Anholt found that the image of a country is vitally important to its government’s survival, and that this image greatly affects the economic growth and stability of a country. The results that were collected were utilized to form the Nations Brand Index, that now consists of over 200 billion pieces of data on perceptions of countries across the world.
Anholt found that good countries, not necessarily wealthy or powerful ones, were the most appealing on a global scale. He summarizes his findings with these words, “in order to do well, you need to do good”.
From these findings, Anholt developed a second index called the Good Country Index, which measures how much a country contributes to the populations of other countries. The Good Country Index found that Ireland contributed the most to the world in terms of per head of population and per dollar of GDP. Finland came second in ranking, and the U.S. ranked 21st.

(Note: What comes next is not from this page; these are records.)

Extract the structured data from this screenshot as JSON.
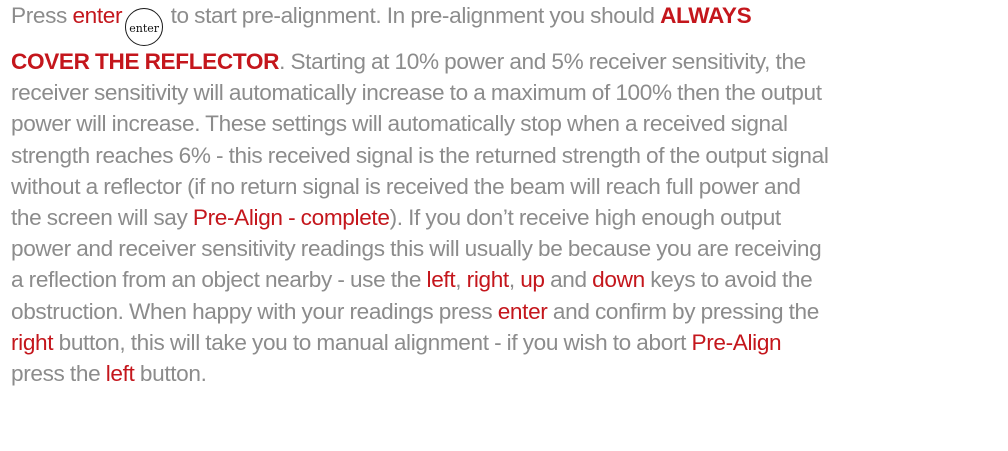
{
  "key_icon": {
    "label": "enter",
    "icon": "enter-key-icon"
  },
  "colors": {
    "body_text": "#8c8c8c",
    "highlight": "#c4161c"
  },
  "lines": [
    [
      {
        "t": "Press ",
        "c": "n"
      },
      {
        "t": "enter",
        "c": "r"
      },
      {
        "icon": true
      },
      {
        "t": " to start pre-alignment. In pre-alignment you should ",
        "c": "n"
      },
      {
        "t": "ALWAYS",
        "c": "rb"
      }
    ],
    [
      {
        "t": "COVER THE REFLECTOR",
        "c": "rb"
      },
      {
        "t": ". Starting at 10% power and 5% receiver sensitivity, the",
        "c": "n"
      }
    ],
    [
      {
        "t": "receiver sensitivity will automatically increase to a maximum of 100% then the output",
        "c": "n"
      }
    ],
    [
      {
        "t": "power will increase. These settings will automatically stop when a received signal",
        "c": "n"
      }
    ],
    [
      {
        "t": "strength reaches 6% - this received signal is the returned strength of the output signal",
        "c": "n"
      }
    ],
    [
      {
        "t": "without a reflector (if no return signal is received the beam will reach full power and",
        "c": "n"
      }
    ],
    [
      {
        "t": "the screen will say ",
        "c": "n"
      },
      {
        "t": "Pre-Align - complete",
        "c": "r"
      },
      {
        "t": "). If you don’t receive high enough output",
        "c": "n"
      }
    ],
    [
      {
        "t": "power and receiver sensitivity readings this will usually be because you are receiving",
        "c": "n"
      }
    ],
    [
      {
        "t": "a reflection from an object nearby - use the ",
        "c": "n"
      },
      {
        "t": "left",
        "c": "r"
      },
      {
        "t": ", ",
        "c": "n"
      },
      {
        "t": "right",
        "c": "r"
      },
      {
        "t": ", ",
        "c": "n"
      },
      {
        "t": "up",
        "c": "r"
      },
      {
        "t": " and ",
        "c": "n"
      },
      {
        "t": "down",
        "c": "r"
      },
      {
        "t": " keys to avoid the",
        "c": "n"
      }
    ],
    [
      {
        "t": "obstruction. When happy with your readings press ",
        "c": "n"
      },
      {
        "t": "enter",
        "c": "r"
      },
      {
        "t": " and confirm by pressing the",
        "c": "n"
      }
    ],
    [
      {
        "t": "right",
        "c": "r"
      },
      {
        "t": " button, this will take you to manual alignment - if you wish to abort ",
        "c": "n"
      },
      {
        "t": "Pre-Align",
        "c": "r"
      }
    ],
    [
      {
        "t": "press the ",
        "c": "n"
      },
      {
        "t": "left",
        "c": "r"
      },
      {
        "t": " button.",
        "c": "n"
      }
    ]
  ]
}
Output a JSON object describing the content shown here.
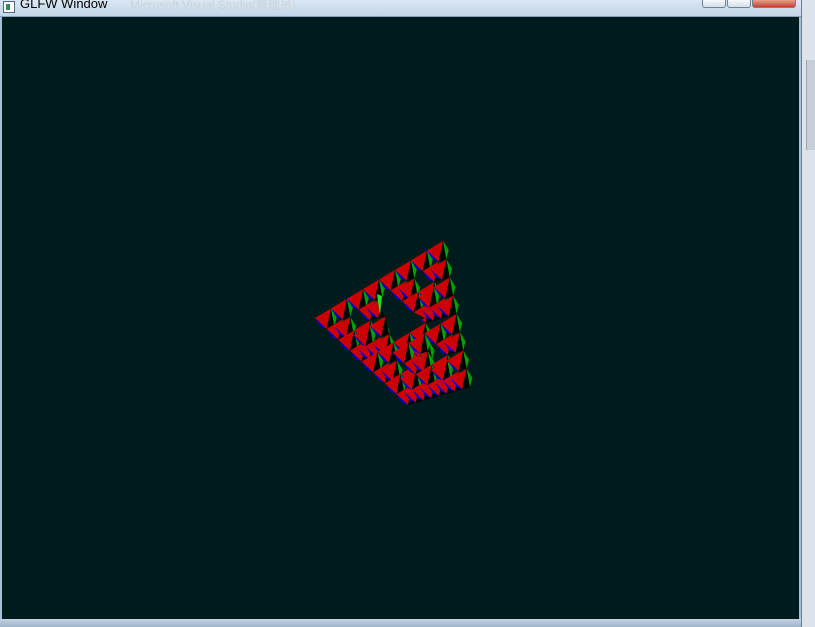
{
  "window": {
    "title": "GLFW Window",
    "clear_color": "#001b1b"
  },
  "background_tabs": {
    "tab_1": "Microsoft Visual Studio(管理员)",
    "tab_2": ""
  },
  "scene": {
    "object": "sierpinski-tetrahedron",
    "face_colors": [
      "#cc0000",
      "#00a000",
      "#0000dd",
      "#000000"
    ]
  }
}
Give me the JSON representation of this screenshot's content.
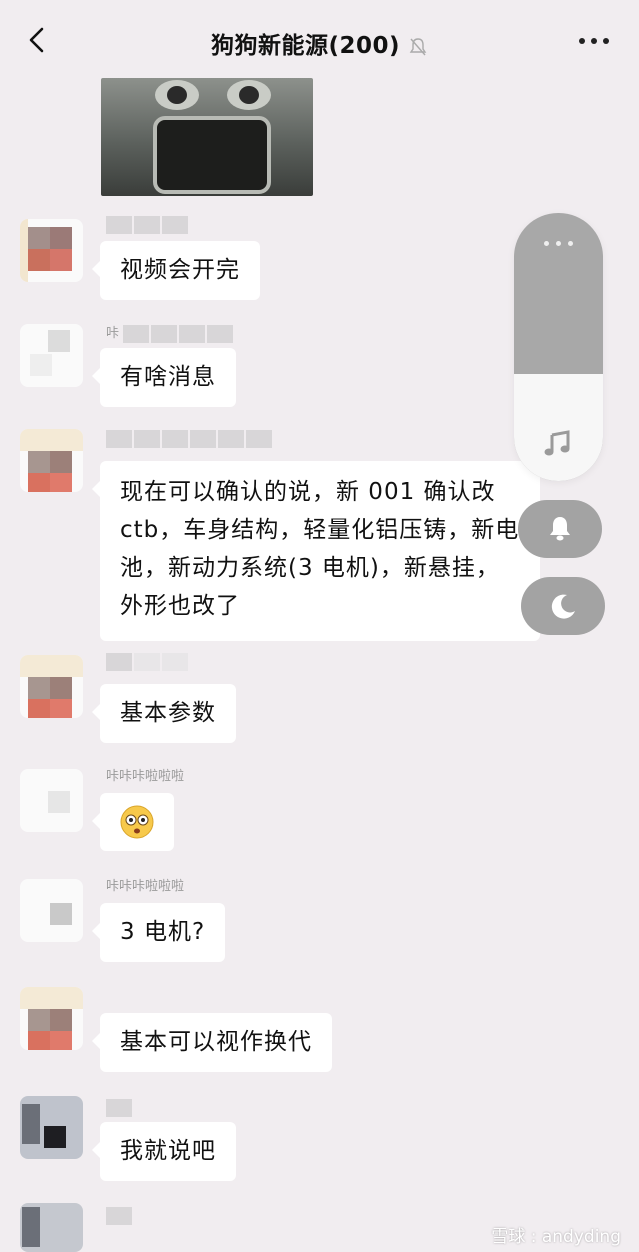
{
  "header": {
    "title": "狗狗新能源(200)"
  },
  "messages": [
    {
      "sender": "",
      "text": "视频会开完"
    },
    {
      "sender": "咔",
      "text": "有啥消息"
    },
    {
      "sender": "",
      "text": "现在可以确认的说，新 001 确认改 ctb，车身结构，轻量化铝压铸，新电池，新动力系统(3 电机)，新悬挂，外形也改了"
    },
    {
      "sender": "",
      "text": "基本参数"
    },
    {
      "sender": "咔咔咔啦啦啦",
      "text": ""
    },
    {
      "sender": "咔咔咔啦啦啦",
      "text": "3 电机?"
    },
    {
      "sender": "",
      "text": "基本可以视作换代"
    },
    {
      "sender": "",
      "text": "我就说吧"
    }
  ],
  "float_panel": {
    "icons": [
      "more-dots-icon",
      "music-note-icon",
      "bell-icon",
      "moon-icon"
    ],
    "level_percent": 40
  },
  "watermark": "雪球 : andyding"
}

How does the U.S. move up in the rankings? We can start with increasing foreign aid, which is less than 1 percent of the federal budget. Per capita, the United States spends $80.37 towards development aid. The average American spends more per year on candy, alone. Ireland contributes 6.8 percent of income per individual, certainly a larger amount than the average Americans candy budget. This is what makes Ireland “good” and creates an image admired by other countries. In order to do well, America needs to do more good.